稲荷“ランドリー”は、洗濯機の中で回っている洗濯物が絡んだりもみくちゃになってしわくちゃになって、最後には汚れが落ちてきれいに洗い上がっていく。そういう様子を、人と人との関係に例えてます。

――そのテーマが先行してあったんですか?

稲荷『きっと鳴り止まない』はひとりぼっちなイメージだったけど、『ランドリー』は「いろんなものがぐるぐる回っている」ってイメージが最初からありました。それが洗濯物にうまく結びついたかなって感じです。

稲荷直史(Vo/Key)

――アルバムの制作自体はいつぐらいから始めたんですか?

稲荷アルバムを夏にリリースするってことが先に決まっていたんですが、1月に『きっと鳴り止まない』のツアーファイナルがあったときには1曲だけ出来ていました。ほかの曲は、そのツアーファイナルのあとから作ったんですよ(笑)。

――それは大変でしたね(笑)。では収録曲のほとんどが新曲なんですか?

稲荷2曲目の「待ってる」は僕が高校生のときに弾き語りで作った曲で、6曲目の「目をみて話せたら」は初期の頃のデモ(『エンドロールe.p.』)に入っていた曲の再録になります。

――なぜ「待ってる」を今回のアルバムに入れようと思ったんですか?

稲荷ずっとバンドでやりたかったんですけど、前作では合わないなって思って入れていなかったんです。けど、メンバーに聴かせたら「すごくいいじゃん」って言ってくれて、今回かたちにできました。

その人にとって僕はなんでもないんだろうな

――高校生のときからあたためていた曲だったんですね。

稲荷ドラムをやっていた高校生のときに、ボーカルじゃないやつら集めた「弾き語り大会」っていう無茶苦茶な企画があって(笑)。そのときに「曲を作らなきゃ」ってなって、本当にほぼ初めて作った曲なんです。

――高校生のときに作った曲で、今もやっている曲ってほかにもあるんですか?

稲荷その頃に作った曲はほとんど覚えてないんですけど、「待ってる」だけは歌えるし弾ける状態が続いてて、弾き語りでもずっとやっていたんです。

稲荷直史(Vo/Key)

――「待ってる」の歌詞にある「始発帰りの僕は君を見た」というのは、高校生の頃の実体験ですか?

稲荷そうですね。でも別に、その人がどんな人なのかっていうのはわからなくて……でも、実際にいました。

――ということは、「巨大なショッピングモールの駐輪場」というのも実在する場所なんですね。

稲荷地元の駅前にアリオってショッピングモールがあるんですけど、僕がそのアリオを通って家に帰ってたんですね。早朝に帰ってきて、本当に、まんまですよそれは。ちょっとなんか……、やっぱり女の子の話はやめます(笑)。

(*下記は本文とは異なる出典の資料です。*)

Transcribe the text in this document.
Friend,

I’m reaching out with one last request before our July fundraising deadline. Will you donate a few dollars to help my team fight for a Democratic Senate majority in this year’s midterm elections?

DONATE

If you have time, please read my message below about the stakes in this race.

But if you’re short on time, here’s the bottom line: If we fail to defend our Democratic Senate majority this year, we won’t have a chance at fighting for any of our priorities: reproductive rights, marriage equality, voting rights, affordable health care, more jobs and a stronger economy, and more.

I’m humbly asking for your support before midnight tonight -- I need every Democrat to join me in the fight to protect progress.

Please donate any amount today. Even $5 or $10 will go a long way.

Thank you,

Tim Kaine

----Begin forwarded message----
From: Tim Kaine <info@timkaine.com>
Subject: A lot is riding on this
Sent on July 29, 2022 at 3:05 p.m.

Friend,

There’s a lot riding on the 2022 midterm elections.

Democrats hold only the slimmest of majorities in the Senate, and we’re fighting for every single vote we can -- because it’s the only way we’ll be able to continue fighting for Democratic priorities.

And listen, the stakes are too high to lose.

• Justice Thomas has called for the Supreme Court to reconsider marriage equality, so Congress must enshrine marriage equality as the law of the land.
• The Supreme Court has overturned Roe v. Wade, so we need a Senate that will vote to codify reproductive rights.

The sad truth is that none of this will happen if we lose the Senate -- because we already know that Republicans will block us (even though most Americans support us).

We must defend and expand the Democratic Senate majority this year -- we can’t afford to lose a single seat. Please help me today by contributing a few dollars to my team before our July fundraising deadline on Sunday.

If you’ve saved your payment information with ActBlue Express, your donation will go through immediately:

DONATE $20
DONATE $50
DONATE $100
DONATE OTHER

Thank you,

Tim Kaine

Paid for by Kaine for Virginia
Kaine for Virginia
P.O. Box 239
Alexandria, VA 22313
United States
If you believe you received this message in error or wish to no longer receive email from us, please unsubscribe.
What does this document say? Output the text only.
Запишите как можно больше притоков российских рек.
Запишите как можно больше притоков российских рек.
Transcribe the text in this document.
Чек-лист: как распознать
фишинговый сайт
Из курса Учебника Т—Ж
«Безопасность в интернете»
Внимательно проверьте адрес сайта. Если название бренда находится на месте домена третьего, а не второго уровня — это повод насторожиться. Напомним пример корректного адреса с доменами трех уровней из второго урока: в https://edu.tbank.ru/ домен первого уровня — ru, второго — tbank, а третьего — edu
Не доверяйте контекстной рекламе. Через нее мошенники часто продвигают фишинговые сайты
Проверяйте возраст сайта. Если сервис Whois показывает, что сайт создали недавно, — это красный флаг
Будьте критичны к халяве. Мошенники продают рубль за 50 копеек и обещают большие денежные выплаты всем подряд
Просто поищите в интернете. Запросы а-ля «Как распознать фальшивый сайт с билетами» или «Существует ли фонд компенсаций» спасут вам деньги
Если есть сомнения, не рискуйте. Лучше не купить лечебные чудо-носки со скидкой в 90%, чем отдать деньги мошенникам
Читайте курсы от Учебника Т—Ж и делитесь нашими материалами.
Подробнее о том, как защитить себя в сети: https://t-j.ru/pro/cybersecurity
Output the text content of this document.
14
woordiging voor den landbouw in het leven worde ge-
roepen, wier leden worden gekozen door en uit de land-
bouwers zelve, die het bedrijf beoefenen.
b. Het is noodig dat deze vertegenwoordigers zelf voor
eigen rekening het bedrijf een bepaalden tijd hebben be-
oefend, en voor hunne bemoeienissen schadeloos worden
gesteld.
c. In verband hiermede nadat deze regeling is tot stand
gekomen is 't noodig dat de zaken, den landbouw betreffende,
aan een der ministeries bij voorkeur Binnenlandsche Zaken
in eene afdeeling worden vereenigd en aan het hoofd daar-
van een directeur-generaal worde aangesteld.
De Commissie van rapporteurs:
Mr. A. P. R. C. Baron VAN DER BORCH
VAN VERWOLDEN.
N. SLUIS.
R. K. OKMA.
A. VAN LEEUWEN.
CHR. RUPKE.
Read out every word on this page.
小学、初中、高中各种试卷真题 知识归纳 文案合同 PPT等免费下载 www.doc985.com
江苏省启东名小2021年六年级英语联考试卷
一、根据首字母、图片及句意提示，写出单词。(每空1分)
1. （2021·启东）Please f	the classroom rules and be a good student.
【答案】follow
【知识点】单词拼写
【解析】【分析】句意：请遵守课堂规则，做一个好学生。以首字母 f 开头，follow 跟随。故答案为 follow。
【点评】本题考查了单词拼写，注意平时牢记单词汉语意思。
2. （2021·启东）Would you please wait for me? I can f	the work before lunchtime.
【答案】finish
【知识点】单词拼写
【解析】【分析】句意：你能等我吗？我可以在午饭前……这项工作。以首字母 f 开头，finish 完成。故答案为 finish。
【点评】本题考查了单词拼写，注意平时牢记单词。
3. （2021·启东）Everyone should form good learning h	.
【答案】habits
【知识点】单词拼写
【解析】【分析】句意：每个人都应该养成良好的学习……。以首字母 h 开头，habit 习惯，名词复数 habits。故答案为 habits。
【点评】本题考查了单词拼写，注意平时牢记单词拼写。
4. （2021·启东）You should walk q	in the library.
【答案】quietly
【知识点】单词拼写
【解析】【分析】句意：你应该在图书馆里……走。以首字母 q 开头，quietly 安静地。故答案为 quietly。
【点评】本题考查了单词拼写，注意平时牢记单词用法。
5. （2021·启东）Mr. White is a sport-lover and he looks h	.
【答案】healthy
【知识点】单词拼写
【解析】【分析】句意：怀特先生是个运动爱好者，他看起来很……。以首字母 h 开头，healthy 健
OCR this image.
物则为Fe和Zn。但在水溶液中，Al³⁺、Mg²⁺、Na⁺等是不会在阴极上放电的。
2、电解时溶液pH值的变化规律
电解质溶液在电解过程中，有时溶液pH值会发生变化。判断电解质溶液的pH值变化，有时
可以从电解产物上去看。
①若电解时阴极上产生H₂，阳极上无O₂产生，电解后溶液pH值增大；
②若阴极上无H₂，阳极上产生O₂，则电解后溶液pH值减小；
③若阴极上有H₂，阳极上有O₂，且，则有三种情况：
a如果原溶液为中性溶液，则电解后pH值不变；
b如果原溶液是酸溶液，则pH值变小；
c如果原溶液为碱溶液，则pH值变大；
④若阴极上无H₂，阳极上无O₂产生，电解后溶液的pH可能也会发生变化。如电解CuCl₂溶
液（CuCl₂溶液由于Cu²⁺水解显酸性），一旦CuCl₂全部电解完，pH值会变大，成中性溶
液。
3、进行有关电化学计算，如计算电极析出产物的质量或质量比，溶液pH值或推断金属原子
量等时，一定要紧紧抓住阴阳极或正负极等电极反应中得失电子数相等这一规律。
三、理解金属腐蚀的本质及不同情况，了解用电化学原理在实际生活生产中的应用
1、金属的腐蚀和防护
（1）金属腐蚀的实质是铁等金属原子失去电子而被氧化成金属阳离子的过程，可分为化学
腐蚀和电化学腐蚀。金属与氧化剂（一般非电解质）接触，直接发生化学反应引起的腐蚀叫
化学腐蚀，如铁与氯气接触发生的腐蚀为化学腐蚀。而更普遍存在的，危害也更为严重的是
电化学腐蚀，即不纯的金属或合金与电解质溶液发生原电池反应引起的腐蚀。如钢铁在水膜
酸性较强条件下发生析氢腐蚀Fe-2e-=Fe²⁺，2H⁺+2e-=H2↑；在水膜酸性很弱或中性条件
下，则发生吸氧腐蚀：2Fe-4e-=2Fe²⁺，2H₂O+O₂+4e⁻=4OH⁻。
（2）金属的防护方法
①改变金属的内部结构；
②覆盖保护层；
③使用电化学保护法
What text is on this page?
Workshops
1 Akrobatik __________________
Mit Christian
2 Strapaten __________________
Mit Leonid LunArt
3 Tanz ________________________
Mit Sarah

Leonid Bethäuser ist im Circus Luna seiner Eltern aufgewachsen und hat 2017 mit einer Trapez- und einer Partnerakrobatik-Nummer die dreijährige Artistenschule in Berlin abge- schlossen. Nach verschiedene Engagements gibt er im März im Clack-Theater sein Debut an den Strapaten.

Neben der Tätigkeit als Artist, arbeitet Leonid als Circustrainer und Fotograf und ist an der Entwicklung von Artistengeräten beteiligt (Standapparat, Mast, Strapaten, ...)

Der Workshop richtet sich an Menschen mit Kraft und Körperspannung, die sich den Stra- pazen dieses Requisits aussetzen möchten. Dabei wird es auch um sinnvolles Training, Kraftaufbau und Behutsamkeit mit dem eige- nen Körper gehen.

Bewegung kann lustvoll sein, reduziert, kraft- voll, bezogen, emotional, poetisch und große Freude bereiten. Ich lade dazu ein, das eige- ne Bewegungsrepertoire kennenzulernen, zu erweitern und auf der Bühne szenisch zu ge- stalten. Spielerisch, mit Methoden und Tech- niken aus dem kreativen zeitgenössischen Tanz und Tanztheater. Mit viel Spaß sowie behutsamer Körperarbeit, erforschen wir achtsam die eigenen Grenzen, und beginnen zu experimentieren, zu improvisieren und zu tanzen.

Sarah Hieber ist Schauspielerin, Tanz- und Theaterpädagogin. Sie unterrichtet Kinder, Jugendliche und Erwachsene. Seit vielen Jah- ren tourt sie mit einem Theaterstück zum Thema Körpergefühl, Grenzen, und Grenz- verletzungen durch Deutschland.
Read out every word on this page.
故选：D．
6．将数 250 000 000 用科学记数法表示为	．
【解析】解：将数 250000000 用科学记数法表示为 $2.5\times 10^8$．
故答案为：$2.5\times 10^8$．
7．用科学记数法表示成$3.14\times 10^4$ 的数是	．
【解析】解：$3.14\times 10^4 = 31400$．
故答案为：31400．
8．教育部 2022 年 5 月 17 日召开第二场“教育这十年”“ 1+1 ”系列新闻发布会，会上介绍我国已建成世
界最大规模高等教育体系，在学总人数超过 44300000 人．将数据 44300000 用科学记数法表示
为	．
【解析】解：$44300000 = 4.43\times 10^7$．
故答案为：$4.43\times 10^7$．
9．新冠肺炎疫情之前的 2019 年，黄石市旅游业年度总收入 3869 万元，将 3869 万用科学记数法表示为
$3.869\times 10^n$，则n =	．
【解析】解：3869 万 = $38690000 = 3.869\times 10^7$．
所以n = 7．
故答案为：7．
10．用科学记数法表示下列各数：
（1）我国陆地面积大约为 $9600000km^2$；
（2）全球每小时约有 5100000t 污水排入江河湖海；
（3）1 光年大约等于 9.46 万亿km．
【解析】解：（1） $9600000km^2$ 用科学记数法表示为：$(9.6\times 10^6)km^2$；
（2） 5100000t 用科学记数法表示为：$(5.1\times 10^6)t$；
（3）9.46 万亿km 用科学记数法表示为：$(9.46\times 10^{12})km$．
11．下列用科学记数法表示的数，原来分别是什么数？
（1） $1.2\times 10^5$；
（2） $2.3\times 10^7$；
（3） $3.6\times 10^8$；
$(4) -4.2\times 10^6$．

――え、ダメなんですか(笑)。話してほしいんですけど。

稲荷ダメじゃないですけど……。女の子がいて、ちょっとかわいいなって思ったんですよ。でも、こっちが一方的にかわいいって思ったところで、「その人にとって僕はなんでもないんだろうな」って思って……すごい悲しくなって作った曲です(笑)。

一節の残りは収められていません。